I believe the word function was chosen here to emphasize the fact, that a query should actually be a function in the mathematical meaning of the term, i.e. repeating the same call again and again should yield the same result - a quality often termed as referential transparency. This doesn't apply to subroutines in general and Pascal didn't actually tie this quality to the concept of a function, random being the canonical proof of that.

In regards to whether a subroutine returns a value or not, there's not much difference between a subroutine, that returns a value directly, or one that takes a variable by reference and stores its result in that variable. In some languages, especially dynamic ones, even subroutines that do not explicitly return a value, do so implicitly. For example JavaScript "procedures" return undefined in such cases.

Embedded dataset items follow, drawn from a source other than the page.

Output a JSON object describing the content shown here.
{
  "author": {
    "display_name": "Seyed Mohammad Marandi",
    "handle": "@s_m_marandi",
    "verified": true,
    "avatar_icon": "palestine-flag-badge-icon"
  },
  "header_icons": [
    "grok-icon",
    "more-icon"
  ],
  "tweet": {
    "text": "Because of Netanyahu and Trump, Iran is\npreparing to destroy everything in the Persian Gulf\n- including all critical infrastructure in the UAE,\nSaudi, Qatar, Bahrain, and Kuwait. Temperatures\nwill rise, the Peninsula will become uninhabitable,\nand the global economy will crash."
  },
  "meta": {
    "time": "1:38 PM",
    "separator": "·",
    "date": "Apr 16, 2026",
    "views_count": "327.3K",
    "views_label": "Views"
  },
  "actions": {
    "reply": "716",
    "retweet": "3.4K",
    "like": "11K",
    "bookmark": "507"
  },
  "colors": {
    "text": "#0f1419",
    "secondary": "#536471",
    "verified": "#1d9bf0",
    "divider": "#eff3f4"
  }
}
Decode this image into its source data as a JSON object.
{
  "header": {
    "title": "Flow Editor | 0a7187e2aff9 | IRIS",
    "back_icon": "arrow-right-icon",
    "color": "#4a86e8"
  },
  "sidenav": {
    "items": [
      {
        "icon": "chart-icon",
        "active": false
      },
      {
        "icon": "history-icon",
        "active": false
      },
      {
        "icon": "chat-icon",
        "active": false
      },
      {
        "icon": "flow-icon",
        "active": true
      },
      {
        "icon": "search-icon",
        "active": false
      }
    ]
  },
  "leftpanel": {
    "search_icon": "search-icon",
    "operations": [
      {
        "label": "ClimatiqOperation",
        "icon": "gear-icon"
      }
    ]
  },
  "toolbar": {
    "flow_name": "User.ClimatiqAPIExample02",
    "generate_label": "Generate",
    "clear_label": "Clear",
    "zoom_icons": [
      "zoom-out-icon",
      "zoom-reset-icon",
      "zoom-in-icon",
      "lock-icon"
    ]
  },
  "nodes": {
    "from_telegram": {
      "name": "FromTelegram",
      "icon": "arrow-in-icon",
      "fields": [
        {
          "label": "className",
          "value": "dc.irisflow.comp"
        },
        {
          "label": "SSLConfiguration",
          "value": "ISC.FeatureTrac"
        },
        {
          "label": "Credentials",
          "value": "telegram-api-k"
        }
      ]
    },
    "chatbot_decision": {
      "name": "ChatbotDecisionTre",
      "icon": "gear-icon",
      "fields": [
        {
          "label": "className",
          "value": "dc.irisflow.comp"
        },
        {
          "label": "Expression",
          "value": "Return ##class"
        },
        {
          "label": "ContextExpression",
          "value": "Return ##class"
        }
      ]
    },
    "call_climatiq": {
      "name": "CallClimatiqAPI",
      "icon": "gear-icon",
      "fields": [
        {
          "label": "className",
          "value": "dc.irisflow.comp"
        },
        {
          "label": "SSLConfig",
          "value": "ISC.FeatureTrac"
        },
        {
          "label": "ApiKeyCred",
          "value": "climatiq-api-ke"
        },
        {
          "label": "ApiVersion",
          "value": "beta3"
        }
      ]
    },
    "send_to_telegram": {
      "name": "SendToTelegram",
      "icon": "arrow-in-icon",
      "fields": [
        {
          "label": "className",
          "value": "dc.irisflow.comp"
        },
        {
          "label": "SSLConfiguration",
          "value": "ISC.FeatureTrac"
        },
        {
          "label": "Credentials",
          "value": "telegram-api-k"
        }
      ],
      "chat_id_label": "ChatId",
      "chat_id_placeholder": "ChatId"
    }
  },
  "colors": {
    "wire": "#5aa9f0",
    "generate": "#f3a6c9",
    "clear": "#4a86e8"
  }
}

There's many ways to define procedures and functions. For me, the sensible definition is, that functions are referentially transparent procedures. Such functions are often called pure functions. This can be used in an OOP context. You can also speak of commands and queries, or of mutators and accessors. But then again, a core idea of OOP is not to make assumptions about what's going on within the method owner. So at the abstraction level that "OOP is really about" the distinction doesn't exists. There's only methods.

2
  • The distinction between functions and procedures can be traced all the way back to FORTRAN II. Commented Sep 10, 2012 at 15:33
  • Perhaps the root of all evil in this question is that my teacher was a Pascal teacher. Although, my C teacher applied the same concept of procedure / function. +1 for the term referential transparency.
    – AeroCross
    Commented Sep 12, 2012 at 0:56
0

A function is a collection of computing statements. So is a procedure. In some very anal retentive languages, though, a function returns a value and a procedure doesn't. In such languages procedures are generally used for their side effects (like I/O) while functions are used for calculations and tend to avoid side effects. (This is the usage I tend to favour. Yes, I am that anal retentive.)

Most languages are not that anal retentive, however, and as a result people will use the terms "function" and "procedure" interchangeably, preferring one to the other based on their background. (Modula-* programmers will tend to use "procedure" while C/C++/Java/whatever will tend to use "function", for example.)

A method is just jargon for a function (or procedure) bound to a class. Indeed not all OOP languages use the term "method". In a typical (but not universal!) implementation, methods have an implied first parameter (called things like this or self or the like) for accessing the containing class. This is not, as I said, universal. Some languages make that first parameter explicit (and thus allow to be named anything you'd like) while in still others there's no magic first parameter at all.

class MyClass
{
  int memberVariable;

  void setMemberVariableProcedure(int v)
  {
    memberVariable = v;
  }

  int getMemberVariableFunction()
  {
    return memberVariable;
  }
};

void plainOldProcedure(int stuff)
{
  cout << stuff;
}

int plainOldFunction(int stuff)
{
  return 2 * stuff;
}

In this code getMemberVariableProcedure and getMemberVariableFunction are both methods.